The other big advantage of outsourcing security this way, said Rice, is the volunteer hackers test your system in many more different ways than any one security contractor could afford to do.
“Every single model, every single tool, every single scanner has slightly different strengths, but also slightly different blind spots,” Rice said.
“One of the things that is so incredibly powerful about this model is that every researcher brings a slightly different methodology and a slightly different toolset to the problem.”
Those toolsets increasingly include automation and artificial intelligence.
Automation & AI
“I’m the bad news guy,” Vinton Cerf, co-inventor of the Internet, told the audience at CyCon. “We’re losing this battle (for) safety, privacy, and security in cyberspace.”
“The fundamental reason we have this problem is we have really bad programming tools,” Cerf said.
“We don’t have software that helps us identify mistakes that we make…..
What I want is a piece of software that’s watching what I’m doing while I’m programming.
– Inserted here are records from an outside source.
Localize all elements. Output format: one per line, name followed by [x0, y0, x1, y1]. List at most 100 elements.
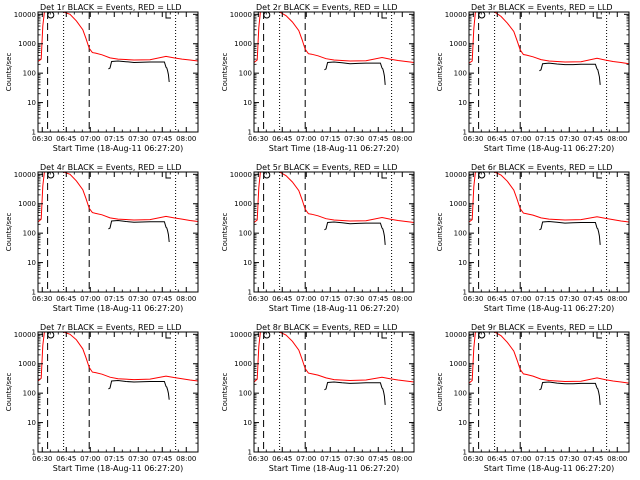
chart-title: Det 9r BLACK = Events, RED = LLD — [471, 323, 613, 332]
chart-title: Det 1r BLACK = Events, RED = LLD — [40, 3, 182, 12]
x-tick-label: 06:30 — [463, 135, 483, 143]
x-tick-label: 07:00 — [511, 135, 531, 143]
x-tick-label: 07:30 — [128, 295, 148, 303]
chart-title: Det 4r BLACK = Events, RED = LLD — [40, 163, 182, 172]
y-tick-label: 1000 — [18, 40, 36, 48]
y-axis-label: Counts/sec — [436, 373, 444, 412]
x-tick-label: 07:00 — [80, 455, 100, 463]
x-tick-label: 06:30 — [32, 135, 52, 143]
chart-panel-7: Det 7r BLACK = Events, RED = LLD 1 10 100 10… — [5, 323, 199, 473]
x-tick-label: 07:30 — [559, 135, 579, 143]
x-axis-label: Start Time (18-Aug-11 06:27:20) — [53, 304, 184, 313]
y-axis-label: Counts/sec — [221, 373, 229, 412]
x-tick-label: 07:00 — [511, 455, 531, 463]
series-line-events — [108, 379, 170, 400]
y-tick-label: 1 — [248, 289, 252, 297]
x-tick-label: 07:00 — [296, 135, 316, 143]
series-line-events — [539, 220, 601, 245]
x-tick-label: 07:15 — [535, 295, 555, 303]
x-tick-label: 08:00 — [176, 455, 196, 463]
x-axis-label: Start Time (18-Aug-11 06:27:20) — [269, 144, 400, 153]
x-tick-label: 07:45 — [368, 455, 388, 463]
y-tick-label: 1 — [248, 449, 252, 457]
y-tick-label: 10000 — [14, 11, 36, 19]
y-tick-label: 1 — [463, 449, 467, 457]
y-axis-label: Counts/sec — [5, 53, 13, 92]
x-axis-label: Start Time (18-Aug-11 06:27:20) — [269, 304, 400, 313]
x-tick-label: 06:30 — [32, 455, 52, 463]
x-tick-label: 06:30 — [463, 295, 483, 303]
bracket-marker — [381, 12, 387, 19]
x-tick-label: 07:00 — [296, 295, 316, 303]
bracket-marker — [596, 12, 602, 19]
x-axis-label: Start Time (18-Aug-11 06:27:20) — [53, 144, 184, 153]
y-tick-label: 10000 — [230, 171, 252, 179]
y-tick-label: 10000 — [230, 11, 252, 19]
y-tick-label: 100 — [454, 70, 467, 78]
y-tick-label: 10 — [27, 419, 36, 427]
series-line-events — [539, 62, 601, 85]
y-tick-label: 100 — [23, 230, 36, 238]
axes-frame — [253, 331, 415, 453]
series-line-lld — [38, 172, 198, 223]
series-line-events — [539, 381, 601, 405]
x-tick-label: 07:15 — [320, 135, 340, 143]
y-tick-label: 100 — [23, 390, 36, 398]
x-tick-label: 06:45 — [272, 455, 292, 463]
x-axis-label: Start Time (18-Aug-11 06:27:20) — [484, 304, 615, 313]
series-line-lld — [254, 172, 414, 223]
chart-panel-6: Det 6r BLACK = Events, RED = LLD 1 10 100 10… — [436, 163, 630, 313]
series-line-lld — [254, 12, 414, 63]
x-tick-label: 07:15 — [104, 295, 124, 303]
chart-panel-2: Det 2r BLACK = Events, RED = LLD 1 10 100 10… — [221, 3, 415, 153]
chart-panel-5: Det 5r BLACK = Events, RED = LLD 1 10 100 10… — [221, 163, 415, 313]
y-tick-label: 1000 — [449, 360, 467, 368]
bracket-marker — [381, 172, 387, 179]
x-tick-label: 06:45 — [272, 135, 292, 143]
x-tick-label: 07:15 — [104, 135, 124, 143]
y-tick-label: 1 — [463, 289, 467, 297]
x-axis-label: Start Time (18-Aug-11 06:27:20) — [484, 144, 615, 153]
y-tick-label: 10000 — [14, 331, 36, 339]
y-tick-label: 100 — [239, 390, 252, 398]
y-tick-label: 1 — [463, 129, 467, 137]
axes-frame — [468, 11, 630, 133]
x-tick-label: 08:00 — [607, 295, 627, 303]
circle-marker — [263, 171, 271, 179]
chart-title: Det 7r BLACK = Events, RED = LLD — [40, 323, 182, 332]
x-tick-label: 08:00 — [607, 455, 627, 463]
x-tick-label: 08:00 — [392, 295, 412, 303]
x-tick-label: 07:30 — [344, 135, 364, 143]
chart-panel-9: Det 9r BLACK = Events, RED = LLD 1 10 100 10… — [436, 323, 630, 473]
chart-panel-1: Det 1r BLACK = Events, RED = LLD 1 10 100 10… — [5, 3, 199, 153]
x-tick-label: 07:30 — [344, 455, 364, 463]
x-axis-label: Start Time (18-Aug-11 06:27:20) — [269, 464, 400, 473]
x-tick-label: 08:00 — [176, 295, 196, 303]
chart-title: Det 6r BLACK = Events, RED = LLD — [471, 163, 613, 172]
axes-frame — [468, 171, 630, 293]
x-tick-label: 07:00 — [511, 295, 531, 303]
series-line-lld — [469, 332, 629, 384]
y-tick-label: 1 — [248, 129, 252, 137]
bracket-marker — [165, 172, 171, 179]
y-tick-label: 10 — [27, 99, 36, 107]
y-tick-label: 1000 — [18, 360, 36, 368]
y-tick-label: 10 — [243, 99, 252, 107]
circle-marker — [47, 171, 55, 179]
x-tick-label: 07:45 — [152, 455, 172, 463]
y-tick-label: 1000 — [449, 40, 467, 48]
y-tick-label: 100 — [239, 230, 252, 238]
x-tick-label: 07:30 — [128, 135, 148, 143]
x-tick-label: 07:45 — [368, 135, 388, 143]
y-tick-label: 1 — [32, 129, 36, 137]
circle-marker — [263, 11, 271, 19]
circle-marker — [47, 331, 55, 339]
y-tick-label: 1000 — [234, 40, 252, 48]
x-tick-label: 07:30 — [128, 455, 148, 463]
x-tick-label: 07:15 — [320, 455, 340, 463]
y-tick-label: 1000 — [18, 200, 36, 208]
x-tick-label: 07:45 — [368, 295, 388, 303]
y-tick-label: 100 — [454, 230, 467, 238]
x-tick-label: 06:45 — [56, 455, 76, 463]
Imagine it’s sitting on my shoulder, and I’m typing away, and it says ‘you just created a buffer overflow.’”
(That’s a common mistake that lets hackers see data beyond the buffer zones they’re authorized for, as in the Heartbleed hack.)
Such an automated code-checker doesn’t require some far-future artificial intelligence.
Both use what are called “formal methods” or “formal analysis” to define and test software rigorously and mathematically.
There are also semi-automated ways to check a system’s cybersecurity, such as “fuzzing” – essentially, automatically generating random inputs to see if they can make a program crash.
Artificial intelligence doesn’t have to be cutting-edge to be useful.
The Mayhem program that won DARPA’s Cyber Grand Challenge, for instance, “did require some amount of AI, but we did not use a huge machine learning (system),” Brumley said.
“In fact, NVIDIA called us up and offered their latest GPUs, but we had no use for them.” Mayhem’s main weapon, he said, was “hardcore formal analysis.”
“There is a lot of potential in this area, but we are in the very, very early stages of true artificial intelligence and machine learning,” HackerOne’s Rice told me.
“Our tools for detection have gotten very, very good at flagging things that might be a problem.
All of the existing automation today lags pretty significantly today on assessing if it’s actually a problem.
Almost all of them are plagued with false positives that still require a human to go through and assess (if) it’s actually a vulnerability.”
So automation can increasingly take on the grunt work, replacing legions of human workers – but we still need highly skilled humans to see problems and solutions that computers can’t.